M7. Let \(\mathbb P\) be a probability function and \(A\) and \(B\) events. Show that \[ \mathbb{P}\left(A^c\cap B^c\right) = 1-\mathbb{P}\left(A\right)-\mathbb{P}\left(B\right) + \mathbb{P}\left(A \cap B\right). \]

M8. Show that if \(B\) is an event such that \(\mathbb{P}\left(B\right) =1\), then for all events \(A\), \(\mathbb{P}\left(A\cap B\right)=\mathbb{P}\left(A\right)\). (Hint: your answer should not assume that \(B=\Omega\)! It’s certainly possible to have \(\mathbb{P}\left(B\right) =1\) for a set \(B\neq\Omega\).)

M9. Consider events \(A\), \(B\), and \(C\), which can occur in some experiment. Show that the probability that only \(A\) occurs (and not \(B\) or \(C\)) is equal to \(\mathbb{P}\left(A \cup B \cup C\right) - \mathbb{P}\left(B\right) - \mathbb{P}\left(C\right) + \mathbb{P}\left(B \cap C\right)\).

Desserts

Still hungry for more? Try these if you want to push yourself further. (These are mostly harder than I’d expect you to answer in an exam, or involve non-examinable material.)

D1. Show that for \(n>0\), \[ \sum_{i=0}^n (-1)^i{n \choose i} = 0 \,.\]

D2. The famous Birthday Problem. If there are \(n\) people in a room, what is the probability that at least two people have a common birthday? (Ignore leap years for simplicity!)

D3. Let \(k\) be a non-negative integer. How many distinct integer-valued vectors \((n_1,n_2,\ldots, n_r)\) are there which satisfy both of the following constraints?

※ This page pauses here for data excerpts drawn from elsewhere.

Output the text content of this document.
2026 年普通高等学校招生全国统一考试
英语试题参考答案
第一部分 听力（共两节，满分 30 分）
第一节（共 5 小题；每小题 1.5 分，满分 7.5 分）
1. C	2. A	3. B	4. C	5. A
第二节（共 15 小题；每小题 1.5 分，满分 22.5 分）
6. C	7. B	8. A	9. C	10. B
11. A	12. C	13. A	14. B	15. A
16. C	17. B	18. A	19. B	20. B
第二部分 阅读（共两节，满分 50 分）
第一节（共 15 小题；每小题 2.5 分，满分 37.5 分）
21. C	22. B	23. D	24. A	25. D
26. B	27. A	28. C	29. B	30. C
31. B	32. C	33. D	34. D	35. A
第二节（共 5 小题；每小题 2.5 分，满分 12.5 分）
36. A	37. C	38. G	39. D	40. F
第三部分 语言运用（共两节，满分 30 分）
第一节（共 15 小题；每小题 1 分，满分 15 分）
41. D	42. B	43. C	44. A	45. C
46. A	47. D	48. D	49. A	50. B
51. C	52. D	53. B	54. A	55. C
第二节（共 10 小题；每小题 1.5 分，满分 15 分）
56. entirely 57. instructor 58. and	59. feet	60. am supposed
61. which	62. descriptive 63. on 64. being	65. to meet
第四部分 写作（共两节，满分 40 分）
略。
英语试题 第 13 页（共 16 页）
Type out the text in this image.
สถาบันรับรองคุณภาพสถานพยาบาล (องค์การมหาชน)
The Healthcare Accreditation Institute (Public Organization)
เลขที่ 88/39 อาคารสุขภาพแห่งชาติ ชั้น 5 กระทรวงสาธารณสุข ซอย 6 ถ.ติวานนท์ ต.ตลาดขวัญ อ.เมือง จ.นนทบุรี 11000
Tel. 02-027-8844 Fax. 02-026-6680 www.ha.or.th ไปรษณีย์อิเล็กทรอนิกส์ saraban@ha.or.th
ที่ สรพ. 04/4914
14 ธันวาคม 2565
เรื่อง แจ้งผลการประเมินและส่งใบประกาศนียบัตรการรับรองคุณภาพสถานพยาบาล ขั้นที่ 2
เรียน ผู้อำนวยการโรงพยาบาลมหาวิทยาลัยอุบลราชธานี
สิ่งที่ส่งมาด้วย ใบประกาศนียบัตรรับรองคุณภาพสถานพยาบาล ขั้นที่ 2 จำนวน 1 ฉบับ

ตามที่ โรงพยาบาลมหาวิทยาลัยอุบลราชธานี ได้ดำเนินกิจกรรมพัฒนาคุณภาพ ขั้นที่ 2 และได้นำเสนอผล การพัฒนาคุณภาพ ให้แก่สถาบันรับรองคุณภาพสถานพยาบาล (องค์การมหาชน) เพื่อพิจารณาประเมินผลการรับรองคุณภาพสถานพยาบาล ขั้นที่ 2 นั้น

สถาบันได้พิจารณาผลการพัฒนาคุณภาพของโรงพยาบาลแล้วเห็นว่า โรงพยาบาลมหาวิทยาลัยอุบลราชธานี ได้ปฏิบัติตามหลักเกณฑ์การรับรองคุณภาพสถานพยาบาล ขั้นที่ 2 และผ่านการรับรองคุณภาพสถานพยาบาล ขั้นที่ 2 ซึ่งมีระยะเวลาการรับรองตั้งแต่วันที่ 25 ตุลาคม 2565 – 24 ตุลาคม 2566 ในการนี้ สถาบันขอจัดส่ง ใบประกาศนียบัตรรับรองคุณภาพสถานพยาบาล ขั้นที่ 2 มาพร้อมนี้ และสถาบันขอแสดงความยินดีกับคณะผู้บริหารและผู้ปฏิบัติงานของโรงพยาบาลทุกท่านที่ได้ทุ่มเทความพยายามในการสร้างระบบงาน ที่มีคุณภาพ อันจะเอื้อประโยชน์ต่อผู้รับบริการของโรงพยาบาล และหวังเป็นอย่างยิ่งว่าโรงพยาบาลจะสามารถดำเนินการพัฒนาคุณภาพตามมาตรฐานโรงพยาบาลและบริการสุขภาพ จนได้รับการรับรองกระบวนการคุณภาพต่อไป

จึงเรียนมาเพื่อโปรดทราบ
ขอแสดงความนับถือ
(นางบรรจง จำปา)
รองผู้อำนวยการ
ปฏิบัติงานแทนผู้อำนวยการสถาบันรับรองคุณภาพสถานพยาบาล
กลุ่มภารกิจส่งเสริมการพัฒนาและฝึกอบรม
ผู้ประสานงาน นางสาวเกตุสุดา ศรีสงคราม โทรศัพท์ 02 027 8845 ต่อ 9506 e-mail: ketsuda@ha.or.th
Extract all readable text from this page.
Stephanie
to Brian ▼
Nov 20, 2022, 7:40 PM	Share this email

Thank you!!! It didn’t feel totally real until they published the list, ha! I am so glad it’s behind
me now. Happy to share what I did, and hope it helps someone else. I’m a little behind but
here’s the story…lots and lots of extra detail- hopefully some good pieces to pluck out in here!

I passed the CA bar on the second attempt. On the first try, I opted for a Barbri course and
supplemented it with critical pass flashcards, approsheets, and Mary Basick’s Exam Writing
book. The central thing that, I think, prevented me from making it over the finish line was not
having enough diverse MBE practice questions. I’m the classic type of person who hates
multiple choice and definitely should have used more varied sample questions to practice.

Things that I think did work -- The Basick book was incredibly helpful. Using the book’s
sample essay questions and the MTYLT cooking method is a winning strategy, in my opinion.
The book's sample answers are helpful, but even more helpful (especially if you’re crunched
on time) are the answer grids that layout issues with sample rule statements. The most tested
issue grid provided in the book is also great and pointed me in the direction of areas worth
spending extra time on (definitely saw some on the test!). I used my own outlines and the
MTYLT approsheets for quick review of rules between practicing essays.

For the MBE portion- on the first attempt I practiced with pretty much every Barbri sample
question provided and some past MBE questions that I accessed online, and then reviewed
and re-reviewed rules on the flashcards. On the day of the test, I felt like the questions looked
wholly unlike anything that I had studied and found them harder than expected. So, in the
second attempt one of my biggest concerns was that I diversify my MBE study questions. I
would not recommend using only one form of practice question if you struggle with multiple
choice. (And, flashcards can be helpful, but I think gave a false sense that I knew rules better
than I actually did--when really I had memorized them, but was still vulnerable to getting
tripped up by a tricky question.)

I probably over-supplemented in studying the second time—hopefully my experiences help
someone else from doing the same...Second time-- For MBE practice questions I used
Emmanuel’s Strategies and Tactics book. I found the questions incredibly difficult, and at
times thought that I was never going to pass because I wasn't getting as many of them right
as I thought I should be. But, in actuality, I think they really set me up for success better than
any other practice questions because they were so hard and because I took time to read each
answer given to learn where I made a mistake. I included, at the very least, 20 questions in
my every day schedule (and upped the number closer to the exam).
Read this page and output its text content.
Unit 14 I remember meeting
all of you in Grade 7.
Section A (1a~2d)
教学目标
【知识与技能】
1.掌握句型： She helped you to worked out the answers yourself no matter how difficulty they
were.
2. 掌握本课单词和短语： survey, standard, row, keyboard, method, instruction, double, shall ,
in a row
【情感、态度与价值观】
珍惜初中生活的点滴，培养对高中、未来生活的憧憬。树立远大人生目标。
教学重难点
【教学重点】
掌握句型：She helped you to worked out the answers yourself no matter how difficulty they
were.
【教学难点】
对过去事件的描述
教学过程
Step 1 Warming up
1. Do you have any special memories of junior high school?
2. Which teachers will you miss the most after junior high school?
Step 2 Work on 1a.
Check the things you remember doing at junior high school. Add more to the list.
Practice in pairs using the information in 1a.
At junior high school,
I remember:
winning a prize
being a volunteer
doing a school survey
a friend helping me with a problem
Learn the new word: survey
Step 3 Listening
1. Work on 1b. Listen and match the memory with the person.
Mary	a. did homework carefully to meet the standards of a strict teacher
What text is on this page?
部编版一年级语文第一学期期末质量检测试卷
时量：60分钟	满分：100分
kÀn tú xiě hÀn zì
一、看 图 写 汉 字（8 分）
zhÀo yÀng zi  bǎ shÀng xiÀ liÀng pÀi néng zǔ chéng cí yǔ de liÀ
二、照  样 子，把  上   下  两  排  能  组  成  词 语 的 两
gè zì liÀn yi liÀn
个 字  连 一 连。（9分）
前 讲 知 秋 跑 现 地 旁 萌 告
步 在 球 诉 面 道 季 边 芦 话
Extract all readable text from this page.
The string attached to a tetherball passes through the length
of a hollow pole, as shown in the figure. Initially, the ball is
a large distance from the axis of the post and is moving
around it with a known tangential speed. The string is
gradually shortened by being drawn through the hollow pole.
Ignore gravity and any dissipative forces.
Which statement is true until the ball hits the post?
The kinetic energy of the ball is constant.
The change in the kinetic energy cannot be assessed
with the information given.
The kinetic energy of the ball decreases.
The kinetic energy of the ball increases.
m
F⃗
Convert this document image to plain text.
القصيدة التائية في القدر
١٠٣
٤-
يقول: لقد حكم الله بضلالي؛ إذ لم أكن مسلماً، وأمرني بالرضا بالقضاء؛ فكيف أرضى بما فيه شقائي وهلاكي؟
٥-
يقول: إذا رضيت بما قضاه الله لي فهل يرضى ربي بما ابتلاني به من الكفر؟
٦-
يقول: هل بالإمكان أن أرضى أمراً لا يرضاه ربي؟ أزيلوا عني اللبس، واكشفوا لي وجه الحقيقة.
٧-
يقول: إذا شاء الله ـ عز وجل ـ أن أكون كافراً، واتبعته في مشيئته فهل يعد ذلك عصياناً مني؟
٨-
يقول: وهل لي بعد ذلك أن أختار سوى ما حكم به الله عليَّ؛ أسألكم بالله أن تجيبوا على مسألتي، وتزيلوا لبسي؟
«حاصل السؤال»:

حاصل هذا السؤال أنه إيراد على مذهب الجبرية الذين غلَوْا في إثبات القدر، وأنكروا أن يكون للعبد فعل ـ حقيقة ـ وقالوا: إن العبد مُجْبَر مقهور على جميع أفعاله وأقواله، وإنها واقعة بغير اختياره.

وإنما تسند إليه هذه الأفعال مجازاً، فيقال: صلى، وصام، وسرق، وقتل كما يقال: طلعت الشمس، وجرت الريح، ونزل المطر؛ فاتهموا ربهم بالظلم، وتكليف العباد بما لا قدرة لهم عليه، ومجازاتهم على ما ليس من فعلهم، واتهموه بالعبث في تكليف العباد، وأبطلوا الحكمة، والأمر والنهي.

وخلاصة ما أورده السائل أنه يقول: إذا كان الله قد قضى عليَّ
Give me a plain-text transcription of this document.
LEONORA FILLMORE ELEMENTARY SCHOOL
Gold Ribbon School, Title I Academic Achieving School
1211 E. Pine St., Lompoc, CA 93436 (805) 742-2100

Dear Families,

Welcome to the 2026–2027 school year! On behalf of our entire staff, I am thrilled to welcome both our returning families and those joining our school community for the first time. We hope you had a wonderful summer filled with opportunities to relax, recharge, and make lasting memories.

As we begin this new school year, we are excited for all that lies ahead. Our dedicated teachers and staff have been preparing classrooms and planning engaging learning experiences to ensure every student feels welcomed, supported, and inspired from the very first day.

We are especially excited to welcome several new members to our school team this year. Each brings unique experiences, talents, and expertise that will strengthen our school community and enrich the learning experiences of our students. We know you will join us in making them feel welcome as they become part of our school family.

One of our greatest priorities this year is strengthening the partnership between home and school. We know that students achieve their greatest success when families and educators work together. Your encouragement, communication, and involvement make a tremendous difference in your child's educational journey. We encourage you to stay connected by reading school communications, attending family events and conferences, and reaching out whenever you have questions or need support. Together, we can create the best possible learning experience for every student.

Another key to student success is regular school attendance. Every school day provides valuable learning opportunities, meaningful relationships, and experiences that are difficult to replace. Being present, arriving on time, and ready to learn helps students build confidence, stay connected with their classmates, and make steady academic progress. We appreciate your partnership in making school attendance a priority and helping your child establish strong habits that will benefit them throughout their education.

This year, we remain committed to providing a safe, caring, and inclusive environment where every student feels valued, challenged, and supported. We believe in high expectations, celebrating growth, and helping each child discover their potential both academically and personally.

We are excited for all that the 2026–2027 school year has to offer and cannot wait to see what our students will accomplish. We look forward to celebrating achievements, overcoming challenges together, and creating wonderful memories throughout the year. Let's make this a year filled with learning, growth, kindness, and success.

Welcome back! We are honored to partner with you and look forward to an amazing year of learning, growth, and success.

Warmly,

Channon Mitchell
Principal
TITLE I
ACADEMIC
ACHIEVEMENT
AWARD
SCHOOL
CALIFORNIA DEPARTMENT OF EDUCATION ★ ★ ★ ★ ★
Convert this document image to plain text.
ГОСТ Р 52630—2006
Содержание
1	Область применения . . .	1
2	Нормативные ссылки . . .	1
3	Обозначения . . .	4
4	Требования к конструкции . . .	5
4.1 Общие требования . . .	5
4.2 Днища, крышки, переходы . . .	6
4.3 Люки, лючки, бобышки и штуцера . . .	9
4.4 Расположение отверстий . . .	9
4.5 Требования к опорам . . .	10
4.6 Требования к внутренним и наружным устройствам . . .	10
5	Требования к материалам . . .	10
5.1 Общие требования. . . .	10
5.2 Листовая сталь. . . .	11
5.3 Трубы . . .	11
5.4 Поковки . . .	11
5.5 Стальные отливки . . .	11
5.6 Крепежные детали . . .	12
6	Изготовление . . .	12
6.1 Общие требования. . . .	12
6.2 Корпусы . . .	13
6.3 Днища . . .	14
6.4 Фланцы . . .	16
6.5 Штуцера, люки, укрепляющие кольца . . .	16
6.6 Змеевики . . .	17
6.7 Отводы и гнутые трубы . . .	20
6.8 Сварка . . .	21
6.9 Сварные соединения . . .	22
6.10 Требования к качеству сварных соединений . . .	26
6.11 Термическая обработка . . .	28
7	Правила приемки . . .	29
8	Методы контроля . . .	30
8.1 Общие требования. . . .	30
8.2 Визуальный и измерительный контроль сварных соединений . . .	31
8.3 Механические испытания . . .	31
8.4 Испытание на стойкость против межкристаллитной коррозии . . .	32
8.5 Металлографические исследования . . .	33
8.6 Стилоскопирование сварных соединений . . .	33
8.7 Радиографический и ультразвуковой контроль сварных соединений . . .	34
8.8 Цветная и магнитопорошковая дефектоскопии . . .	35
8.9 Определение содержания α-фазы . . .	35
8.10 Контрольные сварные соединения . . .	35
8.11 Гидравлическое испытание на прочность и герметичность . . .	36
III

  1. \(n_j \geq k\) for all \(j=1,2,\ldots, r\)
  2. \(n_1+n_2+\dots+ n_r = n\).

D4. Calculating combinations for large integers can get a bit messy, but Stirling’s Approximation can sometimes be very useful: this says that as \(n\) gets large, \(n!\) can be well-approximated by \[ \sqrt{2\pi n}\left(\frac{n}{e}\right)^n\,. \] Use Stirling’s approximation to show that, for large \(n\), the number of ways of choosing \(n\) out of \(2n\) distinct items is approximately \[ \frac{4^n}{\sqrt{\pi n}} \,. \]

Challenge question

How many vectors \((x_1,x_2,\dots,x_n)\) are there, such that each \(x_i\) is a non-negative integer and \[ \sum_{i=1}^n x_i \leq k \,, \] where \(k\geq 0\) is an integer?
Can you find a closed form expression for this number (one not involving any summation symbols)?
Does the number of such vectors increase faster as we change \(n\to n+1\) or \(k\to k+1\)?